I also read something somewhere about people who only eat raw meat and raw vegetables.  They probably consider themselves at the top of the paleo class structure, and I’m perfectly fine with letting them think that. Aren’t you?  Let’s leave those poor people alone.

I’ve always been a middle class girl, and I am perfectly satisfied with staying there. The goal, at least right now, is to cut out those foods that cause inflammation.  Eventually, I would like to try the Whole30 but it’s going to take awhile before my body can handle that.

Where Do I Start?

I’m not gonna lie, the amount of info out there about Paleo is absolutely overwhelming!  Not everyone follows the same rules. I even read one short book that said, “Just think about what a caveman would eat.”  I have no idea what cave men ate!  I’ve been on a farm maybe three times in my life.  I’m a city girl whose idea of meat comes in a package, and vegetables are those things you buy and bag by weight.

All that being said, I’m also really grateful for all the info out there.  It’s nice to be able to read other people’s blogs, or get free kindle books on Amazon.com all about paleo. They have a ton!  Honestly, pinterest is a lifesaver.

I’ve been perusing this awesome blog, Cave Girl in the City.  This blog is not the first to mention something called the Whole30 or the Whole9.  What is that? Well, I’m learning that it’s basically a synonym for Paleo.  These guys at Whole30 have packaged it into a trend.  Their website is pretty cool.  The first eight steps are here.  I’m working through these right now.  Hopefully, this will help me to decide how I’m going to go about this whole Paleo thing.

Anyone else tired of doctors?

Is it just me, or are most doctors a waste of time?  They’re great for everyday stuff, but when I hand them my patient history (10 years of Fibromyalgia), it’s not long before they give up.

I’m tired of doctors giving up on me.

Fibromyalgia is not curable.  There is nothing I can do to make it go away or become white noise in the background of my life.  I’ve had it long enough to accept that.  What I refuse to accept is that I have to quit at life and just spend my time managing this disease.

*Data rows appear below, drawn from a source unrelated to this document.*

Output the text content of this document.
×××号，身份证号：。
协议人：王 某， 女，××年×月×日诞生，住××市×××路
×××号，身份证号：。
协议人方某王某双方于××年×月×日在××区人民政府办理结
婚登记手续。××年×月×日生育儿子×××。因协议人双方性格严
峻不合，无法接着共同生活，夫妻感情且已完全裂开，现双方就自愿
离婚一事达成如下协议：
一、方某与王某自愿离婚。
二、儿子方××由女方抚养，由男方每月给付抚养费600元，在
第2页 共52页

God made me for more than that.

I managed my Fibro for a long time with the usual stuff: physical therapy, pain meds, trying different treatments, some exercise.  Two years ago, all of that stopped helping.  This disease isn’t supposed to progress, and yet it has.  I went from 80% functional (compared to an average person my age) to 20% functional over the course of those two years.  No one knows why, and no one has had any solutions.

I’m praying, asking God for wisdom, and the next obvious thing to do is to change the way I eat.  That’s my plan, and with God’s help it will make a difference.

I want my life back. I’m ready to do what it takes to get there.